To quiet Tuesday's crowd, which appeared to be growing volatile, Councilwoman Nora Davis rose to praise the center, after spending years trying to bury it. The performance, according to one observer, was worthy of Shakespeare.

Ms. Davis, who Tuesday called the center one of Emeryville's "jewels" has voted against it at every opportunity.

Omitted from the official presentation of stark budget realities, tied financial hands and heavy hearts, was any mention of plans to construct a $125 million super-building to house a new high school, junior high school, elementary school, senior center and recreation center. Plans for the so-called Center of Community Life are moving ahead despite the city and school district's financial problems.

Parents received no answer from Ms.

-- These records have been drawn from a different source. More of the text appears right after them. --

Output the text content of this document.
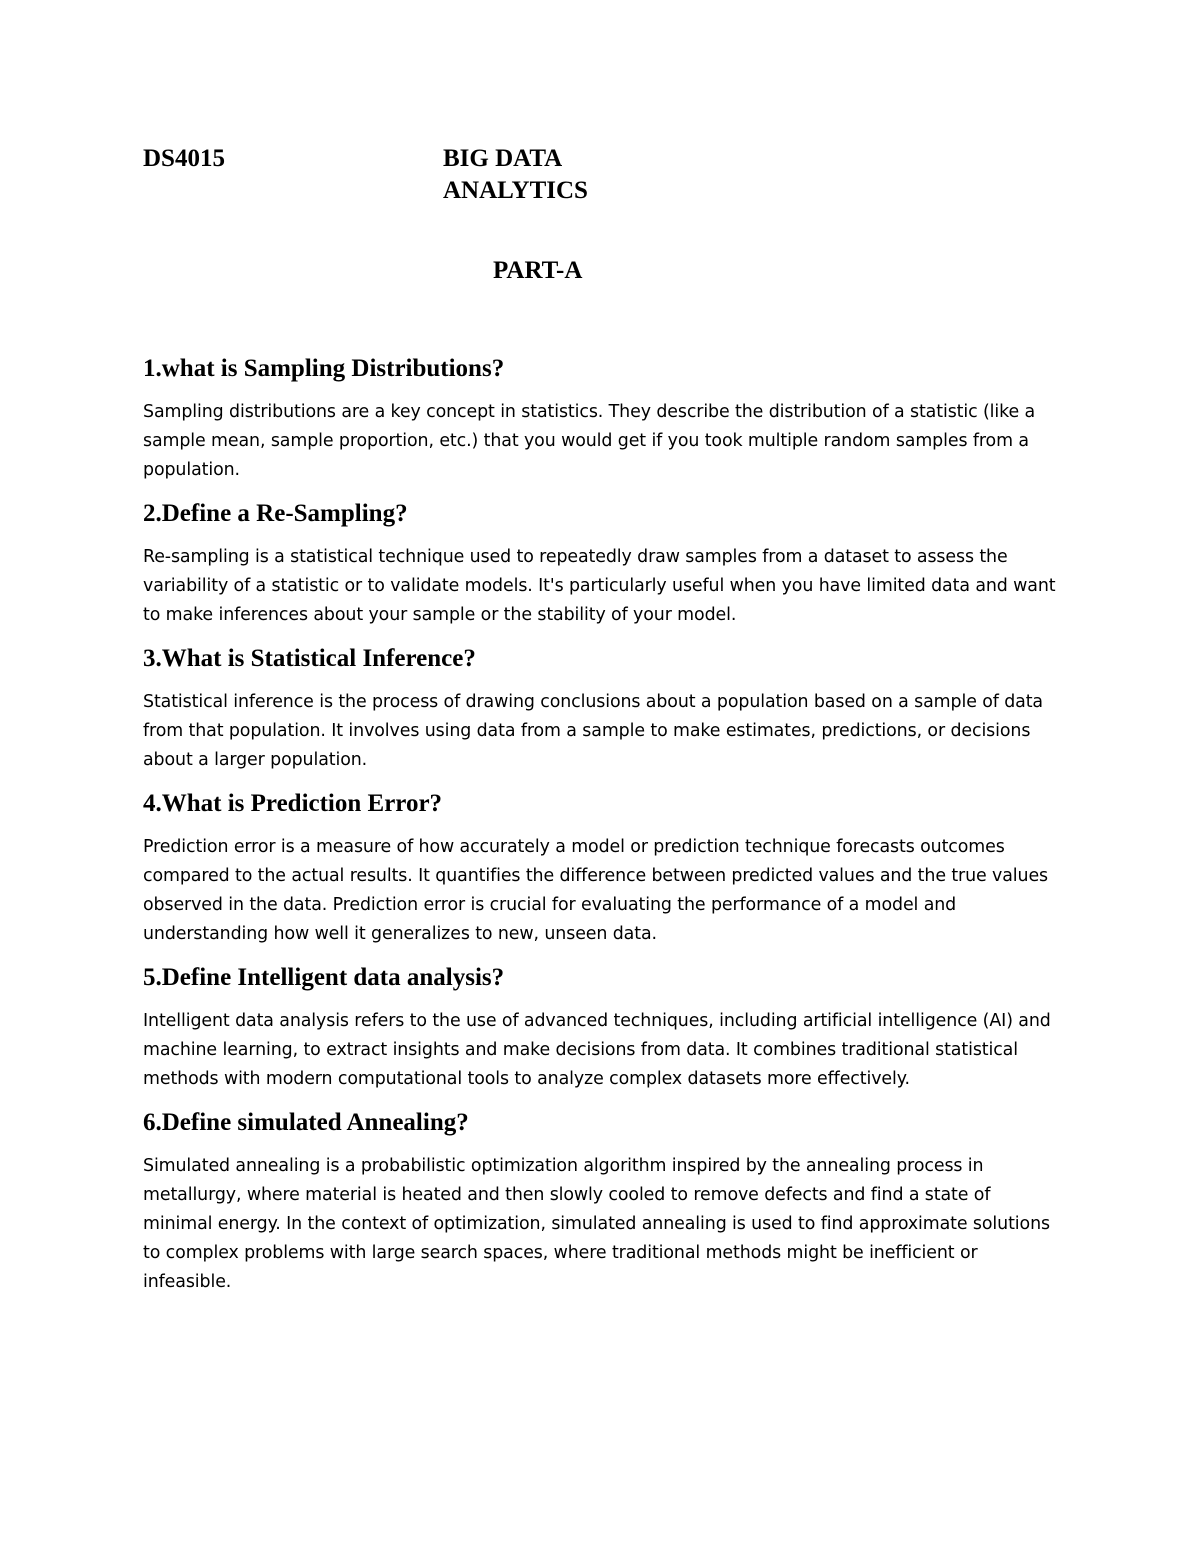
DS4015	BIG DATA
ANALYTICS
PART-A
1.what is Sampling Distributions?

Sampling distributions are a key concept in statistics. They describe the distribution of a statistic (like a sample mean, sample proportion, etc.) that you would get if you took multiple random samples from a population.

2.Define a Re-Sampling?

Re-sampling is a statistical technique used to repeatedly draw samples from a dataset to assess the variability of a statistic or to validate models. It's particularly useful when you have limited data and want to make inferences about your sample or the stability of your model.

3.What is Statistical Inference?

Statistical inference is the process of drawing conclusions about a population based on a sample of data from that population. It involves using data from a sample to make estimates, predictions, or decisions about a larger population.

4.What is Prediction Error?

Prediction error is a measure of how accurately a model or prediction technique forecasts outcomes compared to the actual results. It quantifies the difference between predicted values and the true values observed in the data. Prediction error is crucial for evaluating the performance of a model and understanding how well it generalizes to new, unseen data.

5.Define Intelligent data analysis?

Intelligent data analysis refers to the use of advanced techniques, including artificial intelligence (AI) and machine learning, to extract insights and make decisions from data. It combines traditional statistical methods with modern computational tools to analyze complex datasets more effectively.

6.Define simulated Annealing?

Simulated annealing is a probabilistic optimization algorithm inspired by the annealing process in metallurgy, where material is heated and then slowly cooled to remove defects and find a state of minimal energy. In the context of optimization, simulated annealing is used to find approximate solutions to complex problems with large search spaces, where traditional methods might be inefficient or infeasible.
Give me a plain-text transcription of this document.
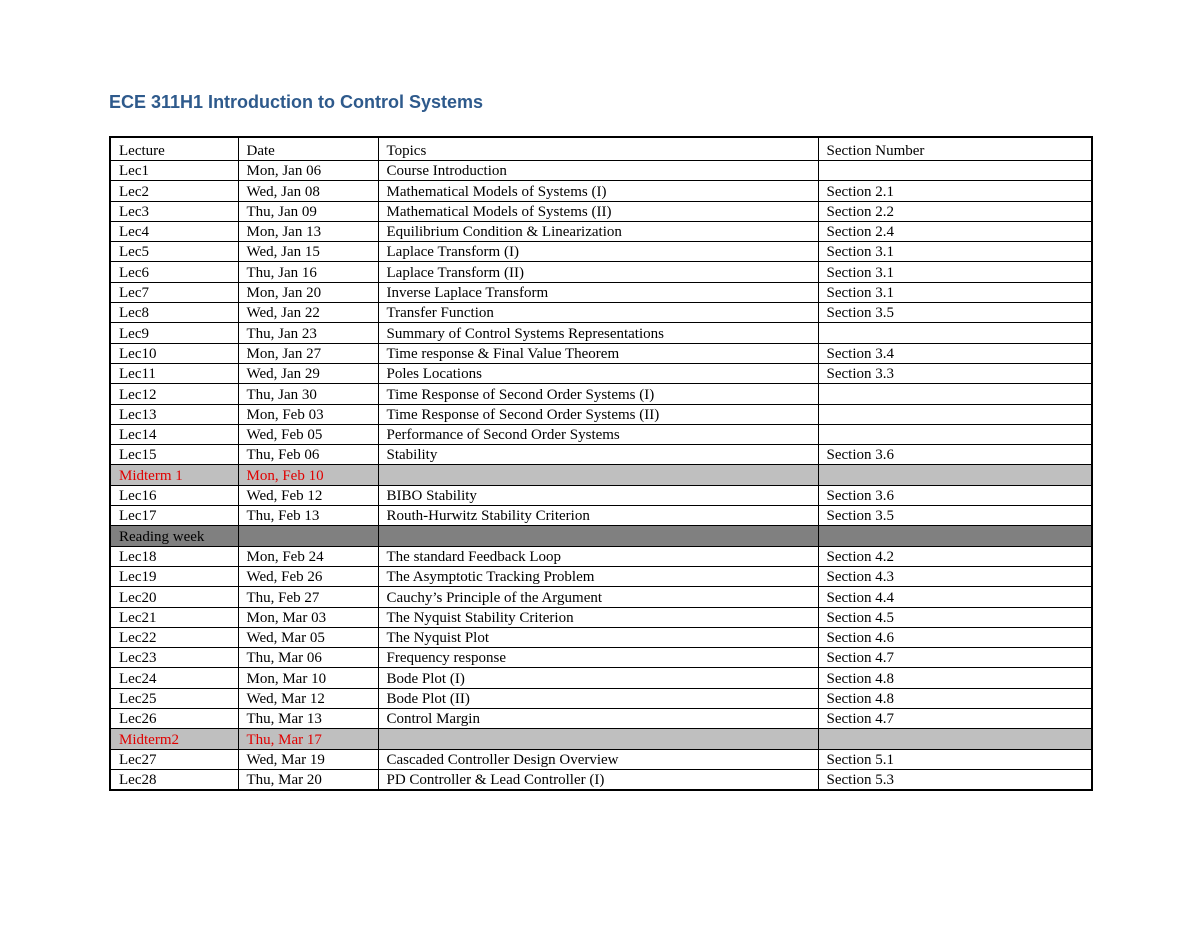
ECE 311H1 Introduction to Control Systems
Lecture	Date	Topics	Section Number
Lec1	Mon, Jan 06	Course Introduction	
Lec2	Wed, Jan 08	Mathematical Models of Systems (I)	Section 2.1
Lec3	Thu, Jan 09	Mathematical Models of Systems (II)	Section 2.2
Lec4	Mon, Jan 13	Equilibrium Condition & Linearization	Section 2.4
Lec5	Wed, Jan 15	Laplace Transform (I)	Section 3.1
Lec6	Thu, Jan 16	Laplace Transform (II)	Section 3.1
Lec7	Mon, Jan 20	Inverse Laplace Transform	Section 3.1
Lec8	Wed, Jan 22	Transfer Function	Section 3.5
Lec9	Thu, Jan 23	Summary of Control Systems Representations	
Lec10	Mon, Jan 27	Time response & Final Value Theorem	Section 3.4
Lec11	Wed, Jan 29	Poles Locations	Section 3.3
Lec12	Thu, Jan 30	Time Response of Second Order Systems (I)	
Lec13	Mon, Feb 03	Time Response of Second Order Systems (II)	
Lec14	Wed, Feb 05	Performance of Second Order Systems	
Lec15	Thu, Feb 06	Stability	Section 3.6
Midterm 1	Mon, Feb 10		
Lec16	Wed, Feb 12	BIBO Stability	Section 3.6
Lec17	Thu, Feb 13	Routh-Hurwitz Stability Criterion	Section 3.5
Reading week			
Lec18	Mon, Feb 24	The standard Feedback Loop	Section 4.2
Lec19	Wed, Feb 26	The Asymptotic Tracking Problem	Section 4.3
Lec20	Thu, Feb 27	Cauchy’s Principle of the Argument	Section 4.4
Lec21	Mon, Mar 03	The Nyquist Stability Criterion	Section 4.5
Lec22	Wed, Mar 05	The Nyquist Plot	Section 4.6
Lec23	Thu, Mar 06	Frequency response	Section 4.7
Lec24	Mon, Mar 10	Bode Plot (I)	Section 4.8
Lec25	Wed, Mar 12	Bode Plot (II)	Section 4.8
Lec26	Thu, Mar 13	Control Margin	Section 4.7
Midterm2	Thu, Mar 17		
Lec27	Wed, Mar 19	Cascaded Controller Design Overview	Section 5.1
Lec28	Thu, Mar 20	PD Controller & Lead Controller (I)	Section 5.3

Davis, Ms. Atkin or Mr. O'Keeffe as to why their oft stated commitment to the education of all children excludes the city's youngest learners. Mr. O'Keeffe, however did say that the city is forbidden from using any of the Redevelopment Agency's copious cash for actual human needs. Those millions and millions can apparently only be used to subsidize more shopping malls and office buildings and are forbidden to be spent on any operational costs. One parent demanded to know why the city couldn't get money for the center as part of a development agreement before projects are approved. There was no response from any city official.

Whether city officials have the brains or the cajones to recover some funding back from developers to help pay for programs like the city's pre-school, remains to be seen.